With no remains to bring back to his family, Levi’s only option was to collect some of the ashes and earth at the site, which would be immediately buried when he returned home. This is where his story veers into the stuff of nightmares (or farce). As he attempted to gather a small bag of earth, an over-zealous cop swooped down on him, accusing him of stealing souvenirs to sell to unscrupulous tourists and ‘Kenneth Oduah hunters’. Despite his protestations, Levi was arrested and thrown in a holding cell, where he languished, in fear of his life, for the weekend. Thankfully, hearing of his plight, several NGOs and the Malawian Embassy stepped in, and Levi was released relatively unscathed. His DNA has been taken and he’s waiting for confirmation that Elias is amon
g the victims. ‘They say it won’t take long,’ he says. ‘And the people here have been good to me. But I cannot return home without some part of my brother to restore to my family.’

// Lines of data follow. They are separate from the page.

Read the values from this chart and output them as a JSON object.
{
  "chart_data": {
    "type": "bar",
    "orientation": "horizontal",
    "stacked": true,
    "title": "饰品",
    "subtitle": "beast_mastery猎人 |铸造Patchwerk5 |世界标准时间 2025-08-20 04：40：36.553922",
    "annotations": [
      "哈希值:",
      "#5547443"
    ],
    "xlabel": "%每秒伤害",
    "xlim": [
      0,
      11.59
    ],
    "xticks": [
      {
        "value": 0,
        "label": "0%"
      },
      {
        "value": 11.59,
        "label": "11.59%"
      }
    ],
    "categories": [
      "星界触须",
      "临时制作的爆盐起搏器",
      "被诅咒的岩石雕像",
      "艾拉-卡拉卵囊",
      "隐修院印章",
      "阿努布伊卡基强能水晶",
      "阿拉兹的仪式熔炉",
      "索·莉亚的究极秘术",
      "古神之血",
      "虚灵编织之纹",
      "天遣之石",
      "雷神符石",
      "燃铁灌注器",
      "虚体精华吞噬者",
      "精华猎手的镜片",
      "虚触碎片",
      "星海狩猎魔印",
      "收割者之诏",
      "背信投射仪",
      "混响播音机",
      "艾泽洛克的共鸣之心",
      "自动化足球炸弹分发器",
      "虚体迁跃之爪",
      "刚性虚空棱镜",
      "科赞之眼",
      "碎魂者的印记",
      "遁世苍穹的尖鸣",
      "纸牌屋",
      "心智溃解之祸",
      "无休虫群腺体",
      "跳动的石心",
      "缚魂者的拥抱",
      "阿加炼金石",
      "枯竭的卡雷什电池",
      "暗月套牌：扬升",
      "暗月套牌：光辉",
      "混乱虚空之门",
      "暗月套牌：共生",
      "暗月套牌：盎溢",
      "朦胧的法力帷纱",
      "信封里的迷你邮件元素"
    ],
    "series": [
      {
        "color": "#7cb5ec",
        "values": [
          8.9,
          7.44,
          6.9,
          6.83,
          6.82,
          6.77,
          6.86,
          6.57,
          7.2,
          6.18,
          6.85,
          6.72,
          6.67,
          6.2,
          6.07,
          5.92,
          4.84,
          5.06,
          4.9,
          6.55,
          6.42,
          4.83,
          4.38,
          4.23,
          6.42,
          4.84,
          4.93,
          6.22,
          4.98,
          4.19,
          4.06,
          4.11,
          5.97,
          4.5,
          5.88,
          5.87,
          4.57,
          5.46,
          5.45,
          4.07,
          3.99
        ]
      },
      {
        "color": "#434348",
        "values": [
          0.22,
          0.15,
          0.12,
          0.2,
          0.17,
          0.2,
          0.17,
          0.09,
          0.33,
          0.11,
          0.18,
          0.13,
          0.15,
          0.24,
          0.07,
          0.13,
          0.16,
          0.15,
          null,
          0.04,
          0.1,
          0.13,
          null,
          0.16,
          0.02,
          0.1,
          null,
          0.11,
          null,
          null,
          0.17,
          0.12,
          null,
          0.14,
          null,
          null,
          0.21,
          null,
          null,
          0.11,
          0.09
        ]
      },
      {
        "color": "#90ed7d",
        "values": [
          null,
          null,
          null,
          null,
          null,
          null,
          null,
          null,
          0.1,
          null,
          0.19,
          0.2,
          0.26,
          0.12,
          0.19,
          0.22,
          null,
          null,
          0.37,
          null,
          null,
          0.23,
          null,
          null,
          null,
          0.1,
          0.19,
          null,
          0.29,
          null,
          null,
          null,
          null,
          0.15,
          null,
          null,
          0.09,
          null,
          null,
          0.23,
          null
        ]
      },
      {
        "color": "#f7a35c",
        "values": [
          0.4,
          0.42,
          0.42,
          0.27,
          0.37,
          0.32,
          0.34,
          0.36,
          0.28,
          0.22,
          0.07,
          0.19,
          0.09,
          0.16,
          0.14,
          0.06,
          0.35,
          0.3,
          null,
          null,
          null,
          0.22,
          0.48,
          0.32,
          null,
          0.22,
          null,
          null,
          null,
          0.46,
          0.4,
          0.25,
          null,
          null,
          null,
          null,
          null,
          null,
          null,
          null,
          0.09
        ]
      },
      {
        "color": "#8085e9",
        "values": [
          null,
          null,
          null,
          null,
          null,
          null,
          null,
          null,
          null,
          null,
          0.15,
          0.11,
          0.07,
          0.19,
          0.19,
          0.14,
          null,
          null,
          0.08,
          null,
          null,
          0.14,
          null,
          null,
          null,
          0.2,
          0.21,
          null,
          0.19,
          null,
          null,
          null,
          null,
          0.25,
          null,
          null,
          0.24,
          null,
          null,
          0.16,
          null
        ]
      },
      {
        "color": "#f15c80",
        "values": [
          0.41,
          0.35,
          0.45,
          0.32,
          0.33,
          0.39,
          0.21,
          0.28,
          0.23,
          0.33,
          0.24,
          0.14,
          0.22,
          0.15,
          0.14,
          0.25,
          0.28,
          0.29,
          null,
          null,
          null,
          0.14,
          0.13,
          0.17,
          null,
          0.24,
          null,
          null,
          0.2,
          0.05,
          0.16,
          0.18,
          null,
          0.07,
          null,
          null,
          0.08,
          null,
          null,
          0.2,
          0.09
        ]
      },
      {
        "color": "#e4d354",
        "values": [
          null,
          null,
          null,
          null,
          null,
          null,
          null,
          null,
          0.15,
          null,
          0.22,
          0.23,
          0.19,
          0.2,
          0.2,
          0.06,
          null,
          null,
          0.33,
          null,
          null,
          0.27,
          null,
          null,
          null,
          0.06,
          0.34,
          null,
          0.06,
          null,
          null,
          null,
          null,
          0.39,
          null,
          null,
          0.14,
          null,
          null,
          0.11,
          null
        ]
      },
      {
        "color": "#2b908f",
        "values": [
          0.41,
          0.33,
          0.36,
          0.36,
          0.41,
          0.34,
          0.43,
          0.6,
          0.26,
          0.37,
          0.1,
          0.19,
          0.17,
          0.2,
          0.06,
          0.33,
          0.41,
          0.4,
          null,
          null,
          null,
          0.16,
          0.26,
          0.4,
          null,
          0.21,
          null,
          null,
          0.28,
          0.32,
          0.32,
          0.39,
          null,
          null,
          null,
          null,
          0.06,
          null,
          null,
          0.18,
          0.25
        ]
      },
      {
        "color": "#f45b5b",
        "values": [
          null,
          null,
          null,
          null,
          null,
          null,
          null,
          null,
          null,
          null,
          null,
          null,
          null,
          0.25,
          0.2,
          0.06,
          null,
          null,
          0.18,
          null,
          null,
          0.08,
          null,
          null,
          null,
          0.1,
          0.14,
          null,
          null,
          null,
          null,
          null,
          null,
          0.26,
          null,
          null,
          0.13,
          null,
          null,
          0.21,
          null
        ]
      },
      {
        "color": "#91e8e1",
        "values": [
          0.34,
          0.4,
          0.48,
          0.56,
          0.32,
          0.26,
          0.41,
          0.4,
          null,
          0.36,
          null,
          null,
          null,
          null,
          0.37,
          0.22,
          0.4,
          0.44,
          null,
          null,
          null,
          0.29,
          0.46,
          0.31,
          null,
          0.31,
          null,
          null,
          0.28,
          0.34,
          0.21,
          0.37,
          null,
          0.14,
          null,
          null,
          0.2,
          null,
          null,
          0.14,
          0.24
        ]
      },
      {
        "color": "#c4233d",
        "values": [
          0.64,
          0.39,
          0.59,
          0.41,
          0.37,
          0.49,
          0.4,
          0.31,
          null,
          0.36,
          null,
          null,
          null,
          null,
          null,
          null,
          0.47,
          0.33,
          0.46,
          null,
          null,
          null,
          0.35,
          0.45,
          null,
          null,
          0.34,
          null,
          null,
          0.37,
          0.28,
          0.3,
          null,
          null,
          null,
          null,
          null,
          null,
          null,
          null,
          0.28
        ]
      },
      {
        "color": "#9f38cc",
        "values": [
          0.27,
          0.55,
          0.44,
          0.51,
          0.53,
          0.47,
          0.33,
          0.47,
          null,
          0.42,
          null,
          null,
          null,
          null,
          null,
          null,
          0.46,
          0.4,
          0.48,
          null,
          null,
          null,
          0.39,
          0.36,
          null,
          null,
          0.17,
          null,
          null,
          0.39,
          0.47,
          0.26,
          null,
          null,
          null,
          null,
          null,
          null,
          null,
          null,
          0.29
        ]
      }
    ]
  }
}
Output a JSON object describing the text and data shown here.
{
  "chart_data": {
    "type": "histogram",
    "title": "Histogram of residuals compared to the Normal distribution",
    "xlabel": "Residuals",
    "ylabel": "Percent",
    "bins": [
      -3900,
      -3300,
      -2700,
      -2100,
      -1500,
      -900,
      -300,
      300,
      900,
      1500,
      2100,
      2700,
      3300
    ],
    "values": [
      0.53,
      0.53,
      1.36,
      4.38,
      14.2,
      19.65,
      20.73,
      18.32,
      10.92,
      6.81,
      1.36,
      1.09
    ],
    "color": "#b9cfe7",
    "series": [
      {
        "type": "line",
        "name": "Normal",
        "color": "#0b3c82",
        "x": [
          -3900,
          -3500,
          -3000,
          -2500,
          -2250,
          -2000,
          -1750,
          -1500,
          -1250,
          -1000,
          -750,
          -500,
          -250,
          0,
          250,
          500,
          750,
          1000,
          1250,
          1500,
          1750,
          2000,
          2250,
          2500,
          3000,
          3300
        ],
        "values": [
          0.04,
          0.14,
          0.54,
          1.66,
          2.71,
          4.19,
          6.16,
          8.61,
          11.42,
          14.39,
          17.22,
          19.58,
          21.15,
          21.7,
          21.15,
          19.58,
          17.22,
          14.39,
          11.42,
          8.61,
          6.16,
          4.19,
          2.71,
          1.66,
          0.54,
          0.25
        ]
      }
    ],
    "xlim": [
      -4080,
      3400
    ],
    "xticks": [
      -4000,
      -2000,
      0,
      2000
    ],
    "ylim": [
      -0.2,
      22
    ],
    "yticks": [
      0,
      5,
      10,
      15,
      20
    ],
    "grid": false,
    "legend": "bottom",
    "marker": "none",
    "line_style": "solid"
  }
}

As I leave the site, I receive a text from my editor saying that Veronica Oduah, the aunt of the elusive Kenneth, has landed in Cape Town for tomorrow’s ceremony, but has refused to speak to the press. I can’t help wondering how she must be feeling. Like Levi, she is living in a cruel limbo of uncertainty, hoping against hope that somehow, her nephew hasn’t joined the ranks of the dead.
Superintendent Randall Arendse is the controller of the Site C Police Station, Khayelitsha, Cape Town. He spoke to me in April 2012.
Fourth horseman, my arse. Every bloody day we’d get a new ‘Kenneth Oduah’ being brought into the station. Usually it was just some street kid who’d been bribed with a couple of bucks to say he was Kenneth. And it wasn’t just us. They were rocking up at every station in the Cape. Those US arseholes didn’t know what they’d started. Two hundred K USD? That’s nearly two million rand, which is more than what most South Africans will see in a lifetime. We had a photograph of the boy, but we couldn’t see the point of comparing it with the chancers that came in. Most of my guys, they’d been there that day, seen the wreckage. No ways anyone on that plane made it out alive, even if they were a bliksem rider of the apocalypse.